There’s no question the United States has attracted numerous immigrants in search of a better life. Unfortunately, many of them do not follow proper immigration channels and are staying here illegally, whether that’s by crossing boarders illegally or by outstaying their visas.
Lately there has been a lot of media chatter around the new federal immigration reform bill, and just yesterday the Senate passed it, yet it faces a big hurdle in the House—if it goes to a vote at all. As we publish this piece, it’s expected that it may not even go up for a vote, with the House instead crafting their own version. However it washes, the possibilities affects 12 to 20 million undocumented workers in the United States. What does this mean for businesses and franchises?
According to Crain’s New York Business, the new program to be established by the bill would bring thousands of workers to businesses and franchises. While big business, which needs more tech-savvy employees, has pushed hard for the bill to increase the number of H1-B visas, franchisees have pushed for the bill’s W-Visa program, which would welcome more low-skilled immigrants.

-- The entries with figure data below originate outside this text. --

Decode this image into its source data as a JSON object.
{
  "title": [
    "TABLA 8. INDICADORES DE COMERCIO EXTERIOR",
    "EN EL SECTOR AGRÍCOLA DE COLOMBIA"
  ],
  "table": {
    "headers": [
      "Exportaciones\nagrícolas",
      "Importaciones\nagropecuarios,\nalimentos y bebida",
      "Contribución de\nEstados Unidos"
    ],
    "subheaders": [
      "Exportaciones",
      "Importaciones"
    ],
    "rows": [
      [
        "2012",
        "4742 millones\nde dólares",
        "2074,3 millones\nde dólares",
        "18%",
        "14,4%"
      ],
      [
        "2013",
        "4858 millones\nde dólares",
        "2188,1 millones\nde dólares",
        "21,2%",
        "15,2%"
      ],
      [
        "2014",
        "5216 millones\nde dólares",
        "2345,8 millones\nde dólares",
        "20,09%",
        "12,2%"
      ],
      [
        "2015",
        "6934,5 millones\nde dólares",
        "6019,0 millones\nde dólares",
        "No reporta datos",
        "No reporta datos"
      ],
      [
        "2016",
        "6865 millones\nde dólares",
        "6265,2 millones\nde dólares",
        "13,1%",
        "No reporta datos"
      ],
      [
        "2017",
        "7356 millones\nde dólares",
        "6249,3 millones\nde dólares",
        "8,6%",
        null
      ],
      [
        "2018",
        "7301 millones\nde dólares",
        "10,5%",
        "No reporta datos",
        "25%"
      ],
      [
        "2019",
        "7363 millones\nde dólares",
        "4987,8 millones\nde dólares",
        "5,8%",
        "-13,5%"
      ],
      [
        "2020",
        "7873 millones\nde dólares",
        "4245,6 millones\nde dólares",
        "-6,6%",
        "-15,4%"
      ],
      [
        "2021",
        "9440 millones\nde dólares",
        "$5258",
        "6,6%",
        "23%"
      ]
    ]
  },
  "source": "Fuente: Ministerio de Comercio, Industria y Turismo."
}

The W-Visa program provides temporary visas for less-educated workers. The visas are meant to ensure an adequate workforce is available in areas where jobs don’t require a college degree. They are also renewable and allow families to enter the country. Recently there has been a high demand for these services and has led to businesses hiring 11 million undocumented immigrants. This causes a common problem since employers may take advantage of these workers by paying below minimum wage, and the bill would change this.

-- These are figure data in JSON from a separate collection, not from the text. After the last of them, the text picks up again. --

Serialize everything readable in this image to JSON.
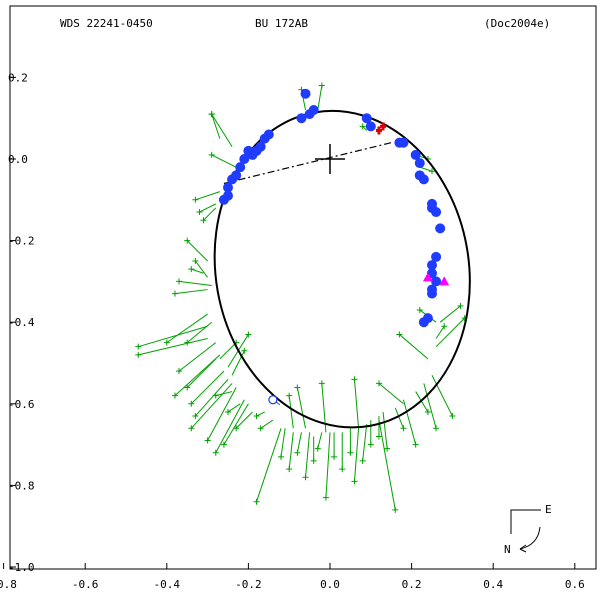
{
  "header": {
    "left": "WDS 22241-0450",
    "center": "BU  172AB",
    "right": "(Doc2004e)"
  },
  "compass": {
    "east": "E",
    "north": "N"
  },
  "colors": {
    "frame": "#000000",
    "orbit": "#000000",
    "measures_blue": "#1f3cff",
    "measures_green": "#00a000",
    "highlight_red": "#e00000",
    "highlight_magenta": "#ff00ff"
  },
  "chart_data": {
    "type": "scatter",
    "title": "WDS 22241-0450   BU  172AB   (Doc2004e)",
    "xlabel": "",
    "ylabel": "",
    "xlim": [
      -0.8,
      0.66
    ],
    "ylim": [
      -1.0,
      0.22
    ],
    "x_ticks": [
      "-0.8",
      "-0.6",
      "-0.4",
      "-0.2",
      "0.0",
      "0.2",
      "0.4",
      "0.6"
    ],
    "y_ticks": [
      "0.2",
      "0.0",
      "-0.2",
      "-0.4",
      "-0.6",
      "-0.8",
      "-1.0"
    ],
    "x_tick_values": [
      -0.8,
      -0.6,
      -0.4,
      -0.2,
      0.0,
      0.2,
      0.4,
      0.6
    ],
    "y_tick_values": [
      0.2,
      0.0,
      -0.2,
      -0.4,
      -0.6,
      -0.8,
      -1.0
    ],
    "grid": false,
    "orbit": {
      "shape": "ellipse",
      "center": [
        0.03,
        -0.27
      ],
      "semi_axes": [
        0.31,
        0.39
      ],
      "rotation_deg": -10
    },
    "line_of_nodes": [
      [
        -0.26,
        -0.06
      ],
      [
        0.15,
        0.04
      ]
    ],
    "primary_star": [
      0.0,
      0.0
    ],
    "series": [
      {
        "marker": "filled circle",
        "color": "blue",
        "points": [
          [
            -0.06,
            0.16
          ],
          [
            -0.07,
            0.1
          ],
          [
            -0.05,
            0.11
          ],
          [
            -0.04,
            0.12
          ],
          [
            0.09,
            0.1
          ],
          [
            0.1,
            0.08
          ],
          [
            -0.15,
            0.06
          ],
          [
            -0.16,
            0.05
          ],
          [
            -0.17,
            0.03
          ],
          [
            -0.18,
            0.02
          ],
          [
            -0.19,
            0.01
          ],
          [
            -0.2,
            0.02
          ],
          [
            -0.21,
            0.0
          ],
          [
            -0.22,
            -0.02
          ],
          [
            -0.23,
            -0.04
          ],
          [
            -0.24,
            -0.05
          ],
          [
            -0.25,
            -0.07
          ],
          [
            -0.25,
            -0.09
          ],
          [
            -0.26,
            -0.1
          ],
          [
            0.17,
            0.04
          ],
          [
            0.18,
            0.04
          ],
          [
            0.21,
            0.01
          ],
          [
            0.22,
            -0.01
          ],
          [
            0.22,
            -0.04
          ],
          [
            0.23,
            -0.05
          ],
          [
            0.25,
            -0.11
          ],
          [
            0.25,
            -0.12
          ],
          [
            0.26,
            -0.13
          ],
          [
            0.27,
            -0.17
          ],
          [
            0.26,
            -0.24
          ],
          [
            0.25,
            -0.26
          ],
          [
            0.25,
            -0.28
          ],
          [
            0.26,
            -0.3
          ],
          [
            0.25,
            -0.32
          ],
          [
            0.25,
            -0.33
          ],
          [
            0.24,
            -0.39
          ],
          [
            0.23,
            -0.4
          ]
        ]
      },
      {
        "marker": "open circle",
        "color": "blue",
        "points": [
          [
            -0.14,
            -0.59
          ]
        ]
      },
      {
        "marker": "filled triangle",
        "color": "magenta",
        "points": [
          [
            0.24,
            -0.29
          ],
          [
            0.28,
            -0.3
          ]
        ]
      },
      {
        "marker": "cross",
        "color": "red",
        "points": [
          [
            0.13,
            0.08
          ],
          [
            0.12,
            0.07
          ]
        ]
      },
      {
        "marker": "plus with residual line",
        "color": "green",
        "points": [
          [
            [
              -0.07,
              0.17
            ],
            [
              -0.06,
              0.12
            ]
          ],
          [
            [
              -0.02,
              0.18
            ],
            [
              -0.03,
              0.12
            ]
          ],
          [
            [
              0.08,
              0.08
            ],
            [
              0.09,
              0.07
            ]
          ],
          [
            [
              -0.29,
              0.11
            ],
            [
              -0.27,
              0.05
            ]
          ],
          [
            [
              -0.29,
              0.11
            ],
            [
              -0.24,
              0.03
            ]
          ],
          [
            [
              -0.29,
              0.01
            ],
            [
              -0.23,
              -0.02
            ]
          ],
          [
            [
              -0.32,
              -0.13
            ],
            [
              -0.28,
              -0.11
            ]
          ],
          [
            [
              -0.33,
              -0.1
            ],
            [
              -0.27,
              -0.08
            ]
          ],
          [
            [
              -0.31,
              -0.15
            ],
            [
              -0.28,
              -0.12
            ]
          ],
          [
            [
              0.24,
              0.0
            ],
            [
              0.21,
              0.01
            ]
          ],
          [
            [
              0.25,
              -0.03
            ],
            [
              0.22,
              -0.02
            ]
          ],
          [
            [
              -0.35,
              -0.2
            ],
            [
              -0.3,
              -0.25
            ]
          ],
          [
            [
              -0.34,
              -0.27
            ],
            [
              -0.31,
              -0.28
            ]
          ],
          [
            [
              -0.33,
              -0.25
            ],
            [
              -0.3,
              -0.29
            ]
          ],
          [
            [
              -0.37,
              -0.3
            ],
            [
              -0.29,
              -0.31
            ]
          ],
          [
            [
              -0.38,
              -0.33
            ],
            [
              -0.3,
              -0.32
            ]
          ],
          [
            [
              -0.47,
              -0.46
            ],
            [
              -0.3,
              -0.41
            ]
          ],
          [
            [
              -0.47,
              -0.48
            ],
            [
              -0.3,
              -0.44
            ]
          ],
          [
            [
              -0.4,
              -0.45
            ],
            [
              -0.3,
              -0.38
            ]
          ],
          [
            [
              -0.35,
              -0.45
            ],
            [
              -0.29,
              -0.4
            ]
          ],
          [
            [
              -0.37,
              -0.52
            ],
            [
              -0.28,
              -0.45
            ]
          ],
          [
            [
              -0.38,
              -0.58
            ],
            [
              -0.27,
              -0.48
            ]
          ],
          [
            [
              -0.35,
              -0.56
            ],
            [
              -0.28,
              -0.49
            ]
          ],
          [
            [
              -0.34,
              -0.6
            ],
            [
              -0.26,
              -0.52
            ]
          ],
          [
            [
              -0.33,
              -0.63
            ],
            [
              -0.25,
              -0.54
            ]
          ],
          [
            [
              -0.34,
              -0.66
            ],
            [
              -0.24,
              -0.55
            ]
          ],
          [
            [
              -0.3,
              -0.69
            ],
            [
              -0.23,
              -0.56
            ]
          ],
          [
            [
              -0.28,
              -0.72
            ],
            [
              -0.21,
              -0.59
            ]
          ],
          [
            [
              -0.26,
              -0.7
            ],
            [
              -0.2,
              -0.6
            ]
          ],
          [
            [
              -0.28,
              -0.58
            ],
            [
              -0.24,
              -0.57
            ]
          ],
          [
            [
              -0.25,
              -0.62
            ],
            [
              -0.22,
              -0.6
            ]
          ],
          [
            [
              -0.23,
              -0.66
            ],
            [
              -0.19,
              -0.62
            ]
          ],
          [
            [
              -0.18,
              -0.63
            ],
            [
              -0.16,
              -0.62
            ]
          ],
          [
            [
              -0.17,
              -0.66
            ],
            [
              -0.14,
              -0.64
            ]
          ],
          [
            [
              -0.18,
              -0.84
            ],
            [
              -0.12,
              -0.66
            ]
          ],
          [
            [
              -0.12,
              -0.73
            ],
            [
              -0.11,
              -0.66
            ]
          ],
          [
            [
              -0.1,
              -0.76
            ],
            [
              -0.09,
              -0.67
            ]
          ],
          [
            [
              -0.08,
              -0.72
            ],
            [
              -0.07,
              -0.67
            ]
          ],
          [
            [
              -0.06,
              -0.78
            ],
            [
              -0.05,
              -0.67
            ]
          ],
          [
            [
              -0.04,
              -0.74
            ],
            [
              -0.04,
              -0.68
            ]
          ],
          [
            [
              -0.03,
              -0.71
            ],
            [
              -0.02,
              -0.67
            ]
          ],
          [
            [
              -0.01,
              -0.83
            ],
            [
              0.0,
              -0.67
            ]
          ],
          [
            [
              0.01,
              -0.73
            ],
            [
              0.01,
              -0.67
            ]
          ],
          [
            [
              0.03,
              -0.76
            ],
            [
              0.03,
              -0.67
            ]
          ],
          [
            [
              0.05,
              -0.72
            ],
            [
              0.05,
              -0.66
            ]
          ],
          [
            [
              0.06,
              -0.79
            ],
            [
              0.07,
              -0.66
            ]
          ],
          [
            [
              0.08,
              -0.74
            ],
            [
              0.09,
              -0.65
            ]
          ],
          [
            [
              0.1,
              -0.7
            ],
            [
              0.1,
              -0.64
            ]
          ],
          [
            [
              0.12,
              -0.68
            ],
            [
              0.12,
              -0.63
            ]
          ],
          [
            [
              0.14,
              -0.71
            ],
            [
              0.13,
              -0.62
            ]
          ],
          [
            [
              0.16,
              -0.86
            ],
            [
              0.12,
              -0.64
            ]
          ],
          [
            [
              0.18,
              -0.66
            ],
            [
              0.16,
              -0.61
            ]
          ],
          [
            [
              0.21,
              -0.7
            ],
            [
              0.18,
              -0.59
            ]
          ],
          [
            [
              0.24,
              -0.62
            ],
            [
              0.21,
              -0.57
            ]
          ],
          [
            [
              0.26,
              -0.66
            ],
            [
              0.23,
              -0.55
            ]
          ],
          [
            [
              0.3,
              -0.63
            ],
            [
              0.25,
              -0.53
            ]
          ],
          [
            [
              0.33,
              -0.39
            ],
            [
              0.26,
              -0.46
            ]
          ],
          [
            [
              0.28,
              -0.41
            ],
            [
              0.26,
              -0.44
            ]
          ],
          [
            [
              0.17,
              -0.43
            ],
            [
              0.24,
              -0.49
            ]
          ],
          [
            [
              0.12,
              -0.55
            ],
            [
              0.18,
              -0.6
            ]
          ],
          [
            [
              0.06,
              -0.54
            ],
            [
              0.07,
              -0.66
            ]
          ],
          [
            [
              -0.02,
              -0.55
            ],
            [
              -0.01,
              -0.67
            ]
          ],
          [
            [
              -0.08,
              -0.56
            ],
            [
              -0.06,
              -0.66
            ]
          ],
          [
            [
              -0.1,
              -0.58
            ],
            [
              -0.09,
              -0.66
            ]
          ],
          [
            [
              -0.21,
              -0.47
            ],
            [
              -0.24,
              -0.53
            ]
          ],
          [
            [
              -0.2,
              -0.43
            ],
            [
              -0.25,
              -0.51
            ]
          ],
          [
            [
              -0.23,
              -0.45
            ],
            [
              -0.27,
              -0.49
            ]
          ],
          [
            [
              0.32,
              -0.36
            ],
            [
              0.27,
              -0.4
            ]
          ],
          [
            [
              0.22,
              -0.37
            ],
            [
              0.26,
              -0.4
            ]
          ]
        ]
      }
    ]
  }
}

One of the biggest issues with immigrants gaining their work visas is the difficult and lengthy application process. There are a number of proposed changes to reduce wait times and increase the availability of visas for skilled workers, which are currently in high demand in the U.S. According to Scott Legal Services Inc., the current immigration system sets a cap on the total number of visas issued by category (EB-1 through EB-5) and then further limits this by country. For example, country-specific limits on employment-based immigrant visas have caused significant wait times (in excess of 10 years) for some applicants from countries like China and India. If the bill becomes law, the wait time would be eliminated and would present an opportunity for employment-based green cards for applicants from these two and other countries, which in the past has been extremely difficult.
There is also discussion of a new immigration proposal which would create a new green card merit system. People will be accumulating points based on their family ties, education, employment, and other qualifications. The higher the score, the better the chances are for getting a green card.
Many concerns people have with the reform is a fear of not knowing if their workers are legal. The U.S. Citizenship and Immigration Services (USCIS) has partnered with the Social Security Administration (SSA) to operate an Internet-based system called E-Verify. E-Verify provides an automated link to federal databases to help employers determine employment eligibility of new hires and the validity of their Social Security numbers. The new bill will expand E-Verify and make it mandatory for employers to utilize.
“The bill looks really good to us,” said Jay Perron of the International Franchise Association at a discussion of immigration reform. “It provides a pathway to citizenship for a lot of the folks that are here illegally, which is important because it provides workers to all the franchise systems out there.”